Work in Progress Identity
Collaboration with Abigail Allen and Leonie Hiller. Inspired by the idea of getting back to the physical studio after a year at home – most relishing the opportunity the facilities provide, to produce work using analogue techniques and processes – represented through the mechanical process of the punch card. The initial idea is to represent the digital process driven work that was the majority of our projects last year and have it as a background to a bolder gesture, something that emerges into the physical world, beyond screen and into form.
Understanding the importance of not only working with physical processes but in interacting with others, in considering how our work is interpreted – the identity seeks to show what the studio environment offers, engagement, hustle and bustle, interaction, materiality, details slowly emerging into physical form from small thoughts, often sporadic but always part of something more – inspired by and inspiring others to see what happens when you make a thing and see how others engage with it and embracing the symbiotic nature of communication design and its emergence as part of an ongoing dialogue with our surroundings.
Detail of the Dérive
‘Detail of the Dérive’ is a critical journal that focuses on a particular project, hereafter developed over the course of my honours year at The Glasgow School of Art; picking up threads from a project I undertook as my first project at GSA, exploring place, history and stories written into the landscape, and which informed a new perspective on reading and deciphering the world, enabling new approaches to making work and a search for an authentic voice and visual language. I am a student specialising in Graphic Communication. Even though the project which forms the basis for this Critical Journal is in fact photography-led it is considered as any graphic design undertaking is, beginning with practice-led enquiry, the products of which suggest a distinct research path and methodology. Thereafter, projects continue, naturally, in that vein – encompassing and engaging with a broad-range of existing practice and theory, which in this instance represents a broad range of photographers, thinkers and graphic design practitioners from throughout the 20th century to contemporaries.

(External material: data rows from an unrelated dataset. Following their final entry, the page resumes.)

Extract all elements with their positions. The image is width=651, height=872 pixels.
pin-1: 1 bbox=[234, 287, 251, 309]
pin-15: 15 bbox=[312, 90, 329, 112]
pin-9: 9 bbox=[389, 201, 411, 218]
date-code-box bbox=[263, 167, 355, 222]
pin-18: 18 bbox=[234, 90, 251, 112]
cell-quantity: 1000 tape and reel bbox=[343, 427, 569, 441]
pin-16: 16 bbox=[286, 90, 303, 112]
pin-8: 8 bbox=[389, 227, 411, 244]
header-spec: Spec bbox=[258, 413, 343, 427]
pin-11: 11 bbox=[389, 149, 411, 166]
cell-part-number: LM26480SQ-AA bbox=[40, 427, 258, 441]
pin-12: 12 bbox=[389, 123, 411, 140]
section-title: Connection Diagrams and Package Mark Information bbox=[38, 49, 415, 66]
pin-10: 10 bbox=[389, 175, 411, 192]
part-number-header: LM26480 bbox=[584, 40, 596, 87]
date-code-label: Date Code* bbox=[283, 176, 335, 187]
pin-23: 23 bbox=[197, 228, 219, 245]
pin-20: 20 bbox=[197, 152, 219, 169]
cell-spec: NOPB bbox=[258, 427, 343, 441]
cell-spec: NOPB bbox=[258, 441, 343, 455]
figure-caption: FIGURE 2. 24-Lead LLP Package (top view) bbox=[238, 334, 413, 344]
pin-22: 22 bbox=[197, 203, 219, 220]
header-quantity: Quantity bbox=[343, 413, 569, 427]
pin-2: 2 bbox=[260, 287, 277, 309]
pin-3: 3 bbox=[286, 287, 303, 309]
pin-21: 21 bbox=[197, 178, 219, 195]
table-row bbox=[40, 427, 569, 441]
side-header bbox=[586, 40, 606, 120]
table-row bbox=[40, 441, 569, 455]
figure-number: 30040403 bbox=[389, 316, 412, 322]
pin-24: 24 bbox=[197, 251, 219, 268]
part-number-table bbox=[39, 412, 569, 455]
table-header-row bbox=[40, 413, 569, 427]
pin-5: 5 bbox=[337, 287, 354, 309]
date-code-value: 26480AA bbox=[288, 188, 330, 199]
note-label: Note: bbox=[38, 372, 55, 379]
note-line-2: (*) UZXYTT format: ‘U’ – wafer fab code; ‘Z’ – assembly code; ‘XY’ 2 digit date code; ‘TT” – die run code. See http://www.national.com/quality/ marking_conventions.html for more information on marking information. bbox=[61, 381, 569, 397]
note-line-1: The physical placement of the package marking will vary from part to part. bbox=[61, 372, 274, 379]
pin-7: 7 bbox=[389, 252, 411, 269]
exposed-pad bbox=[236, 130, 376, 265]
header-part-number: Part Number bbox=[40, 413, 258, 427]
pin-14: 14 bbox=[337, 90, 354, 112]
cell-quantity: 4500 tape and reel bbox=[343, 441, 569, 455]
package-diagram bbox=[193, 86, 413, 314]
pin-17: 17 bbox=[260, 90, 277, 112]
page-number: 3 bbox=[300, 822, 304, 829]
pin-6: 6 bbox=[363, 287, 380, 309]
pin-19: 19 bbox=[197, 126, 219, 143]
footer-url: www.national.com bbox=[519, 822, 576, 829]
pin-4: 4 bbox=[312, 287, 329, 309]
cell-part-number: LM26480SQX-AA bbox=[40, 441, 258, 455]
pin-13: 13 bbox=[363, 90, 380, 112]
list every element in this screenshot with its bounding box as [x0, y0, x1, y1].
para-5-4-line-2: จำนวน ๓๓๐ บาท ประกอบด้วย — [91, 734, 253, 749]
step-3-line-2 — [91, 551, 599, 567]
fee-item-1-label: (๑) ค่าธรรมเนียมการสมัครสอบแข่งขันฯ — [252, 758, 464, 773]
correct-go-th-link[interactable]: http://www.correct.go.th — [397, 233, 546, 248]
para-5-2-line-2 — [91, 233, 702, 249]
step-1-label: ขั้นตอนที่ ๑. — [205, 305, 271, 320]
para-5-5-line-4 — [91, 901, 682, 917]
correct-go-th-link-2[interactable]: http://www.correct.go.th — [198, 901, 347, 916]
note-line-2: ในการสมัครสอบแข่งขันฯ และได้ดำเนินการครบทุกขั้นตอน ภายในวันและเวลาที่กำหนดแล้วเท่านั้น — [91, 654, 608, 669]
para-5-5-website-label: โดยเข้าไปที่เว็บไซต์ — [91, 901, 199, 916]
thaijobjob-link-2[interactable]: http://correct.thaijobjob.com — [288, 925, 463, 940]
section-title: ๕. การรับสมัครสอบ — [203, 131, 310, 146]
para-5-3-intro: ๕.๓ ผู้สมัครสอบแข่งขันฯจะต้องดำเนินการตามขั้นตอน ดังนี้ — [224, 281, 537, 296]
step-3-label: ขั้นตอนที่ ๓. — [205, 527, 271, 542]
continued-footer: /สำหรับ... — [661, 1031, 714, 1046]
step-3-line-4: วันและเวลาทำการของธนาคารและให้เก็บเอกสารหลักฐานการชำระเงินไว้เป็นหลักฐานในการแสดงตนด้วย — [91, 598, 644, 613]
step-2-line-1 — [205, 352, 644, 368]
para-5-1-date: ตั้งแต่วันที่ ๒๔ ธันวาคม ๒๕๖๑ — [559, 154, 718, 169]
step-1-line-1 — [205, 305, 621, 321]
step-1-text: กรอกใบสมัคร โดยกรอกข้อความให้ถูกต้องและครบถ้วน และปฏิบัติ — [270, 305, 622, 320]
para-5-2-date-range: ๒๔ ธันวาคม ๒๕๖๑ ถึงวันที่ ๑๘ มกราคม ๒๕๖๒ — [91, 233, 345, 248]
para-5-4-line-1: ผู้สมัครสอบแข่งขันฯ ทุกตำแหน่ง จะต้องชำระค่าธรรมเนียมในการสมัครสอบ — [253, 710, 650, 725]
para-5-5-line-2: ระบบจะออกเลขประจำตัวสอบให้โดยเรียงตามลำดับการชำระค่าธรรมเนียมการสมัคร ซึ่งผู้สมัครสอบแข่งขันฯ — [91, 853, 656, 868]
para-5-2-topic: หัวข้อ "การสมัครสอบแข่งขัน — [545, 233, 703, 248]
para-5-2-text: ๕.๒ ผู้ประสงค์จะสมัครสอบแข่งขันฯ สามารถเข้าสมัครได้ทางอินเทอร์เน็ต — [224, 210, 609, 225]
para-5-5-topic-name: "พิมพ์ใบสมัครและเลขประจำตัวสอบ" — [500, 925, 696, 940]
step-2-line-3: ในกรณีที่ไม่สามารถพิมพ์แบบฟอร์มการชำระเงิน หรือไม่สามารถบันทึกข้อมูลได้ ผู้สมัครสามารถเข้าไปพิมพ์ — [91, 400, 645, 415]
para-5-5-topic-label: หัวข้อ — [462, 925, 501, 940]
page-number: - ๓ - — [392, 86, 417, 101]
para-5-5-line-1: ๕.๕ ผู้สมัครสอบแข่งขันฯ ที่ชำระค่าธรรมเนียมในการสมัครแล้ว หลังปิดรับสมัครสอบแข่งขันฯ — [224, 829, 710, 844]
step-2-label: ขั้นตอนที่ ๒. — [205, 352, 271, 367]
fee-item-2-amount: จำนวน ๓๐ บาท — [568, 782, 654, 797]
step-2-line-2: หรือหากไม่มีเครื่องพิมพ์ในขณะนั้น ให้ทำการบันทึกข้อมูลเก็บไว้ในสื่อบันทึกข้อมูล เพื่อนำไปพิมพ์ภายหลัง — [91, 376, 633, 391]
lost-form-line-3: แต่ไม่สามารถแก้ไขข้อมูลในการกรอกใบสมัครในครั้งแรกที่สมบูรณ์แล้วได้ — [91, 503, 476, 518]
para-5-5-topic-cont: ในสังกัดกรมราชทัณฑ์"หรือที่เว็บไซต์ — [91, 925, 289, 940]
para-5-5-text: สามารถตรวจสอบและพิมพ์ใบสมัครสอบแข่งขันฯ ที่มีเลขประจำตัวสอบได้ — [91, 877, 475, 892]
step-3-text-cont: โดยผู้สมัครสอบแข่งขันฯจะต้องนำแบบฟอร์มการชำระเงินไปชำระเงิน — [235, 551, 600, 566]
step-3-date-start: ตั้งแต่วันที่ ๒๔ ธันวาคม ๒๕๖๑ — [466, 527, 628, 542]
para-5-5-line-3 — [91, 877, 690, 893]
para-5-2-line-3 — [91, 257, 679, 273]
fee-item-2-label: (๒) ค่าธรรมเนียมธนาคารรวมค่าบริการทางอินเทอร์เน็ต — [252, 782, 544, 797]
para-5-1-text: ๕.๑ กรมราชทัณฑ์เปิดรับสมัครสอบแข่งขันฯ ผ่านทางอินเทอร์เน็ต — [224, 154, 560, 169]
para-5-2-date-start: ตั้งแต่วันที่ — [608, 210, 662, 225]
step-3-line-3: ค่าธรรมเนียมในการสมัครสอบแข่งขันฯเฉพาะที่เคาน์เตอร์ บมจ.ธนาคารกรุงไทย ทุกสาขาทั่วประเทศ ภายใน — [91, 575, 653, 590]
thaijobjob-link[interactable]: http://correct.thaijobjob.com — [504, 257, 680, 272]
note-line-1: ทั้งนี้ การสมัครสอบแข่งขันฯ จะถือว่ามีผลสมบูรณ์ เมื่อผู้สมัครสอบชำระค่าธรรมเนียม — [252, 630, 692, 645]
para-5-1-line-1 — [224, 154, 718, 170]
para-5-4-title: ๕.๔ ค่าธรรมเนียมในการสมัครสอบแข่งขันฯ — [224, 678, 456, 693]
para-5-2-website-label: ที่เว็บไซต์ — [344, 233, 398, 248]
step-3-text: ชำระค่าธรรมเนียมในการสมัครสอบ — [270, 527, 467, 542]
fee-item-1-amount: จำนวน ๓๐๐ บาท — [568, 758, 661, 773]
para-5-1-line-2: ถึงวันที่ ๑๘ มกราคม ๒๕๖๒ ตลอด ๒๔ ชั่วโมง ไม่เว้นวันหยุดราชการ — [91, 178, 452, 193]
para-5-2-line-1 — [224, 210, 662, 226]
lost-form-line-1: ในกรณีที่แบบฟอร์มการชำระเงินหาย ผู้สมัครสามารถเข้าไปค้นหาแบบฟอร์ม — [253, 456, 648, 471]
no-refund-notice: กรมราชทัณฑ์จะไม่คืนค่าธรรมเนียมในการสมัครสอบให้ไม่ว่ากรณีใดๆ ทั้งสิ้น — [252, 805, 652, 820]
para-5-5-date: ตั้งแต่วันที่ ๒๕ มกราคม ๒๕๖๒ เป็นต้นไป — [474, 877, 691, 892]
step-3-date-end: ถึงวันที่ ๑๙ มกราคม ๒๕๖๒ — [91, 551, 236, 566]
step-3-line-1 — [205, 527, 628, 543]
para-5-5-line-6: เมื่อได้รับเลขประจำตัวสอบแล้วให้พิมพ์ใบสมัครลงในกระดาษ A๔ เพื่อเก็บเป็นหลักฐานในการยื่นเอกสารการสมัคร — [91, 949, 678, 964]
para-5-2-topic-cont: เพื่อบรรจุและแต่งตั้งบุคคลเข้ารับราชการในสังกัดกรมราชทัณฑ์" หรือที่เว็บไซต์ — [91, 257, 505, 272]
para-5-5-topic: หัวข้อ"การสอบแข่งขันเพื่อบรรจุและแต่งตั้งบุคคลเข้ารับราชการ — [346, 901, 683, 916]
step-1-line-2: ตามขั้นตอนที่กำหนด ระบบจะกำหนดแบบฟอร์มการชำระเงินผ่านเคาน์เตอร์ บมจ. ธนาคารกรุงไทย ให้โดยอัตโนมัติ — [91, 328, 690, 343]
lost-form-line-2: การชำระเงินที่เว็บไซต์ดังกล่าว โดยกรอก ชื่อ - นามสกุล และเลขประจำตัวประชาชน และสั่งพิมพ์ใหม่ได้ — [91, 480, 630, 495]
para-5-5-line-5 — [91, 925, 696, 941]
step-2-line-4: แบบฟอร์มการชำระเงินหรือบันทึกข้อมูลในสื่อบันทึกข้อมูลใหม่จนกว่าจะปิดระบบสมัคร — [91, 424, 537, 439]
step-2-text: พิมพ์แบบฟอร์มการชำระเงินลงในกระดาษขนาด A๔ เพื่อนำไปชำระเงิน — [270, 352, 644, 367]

This was a project a friend and I devised in the Modern Institute while visiting the Jeremy Deller exhibition. Simply, to make posters using the caseroom at the GSA and to exhibition / sell them to generate some funds for our degree show. We later, as a group, settled on the idea of creating posters from books (later expanded to music and films) that were banned or censored in someway, or at least were the subject of efforts to ban or censor.
I discovered that attempts were made to ban Dante’s Inferno, and whilst there was merit in the objections to the book – it was deemed too important to Italian history and culture to take seriously the idea of an outright ban. However, I felt that perhaps a small gesture could be to obscure it by placing the text itself in hell, metaphorically speaking – represented by the gates of hell, the form of which I modelled on the architectural arches behind a statue of Dante in Piazza dei Signori, Verona. My type was set digitally and printed via a polymer plate – arches were cut in cardboard.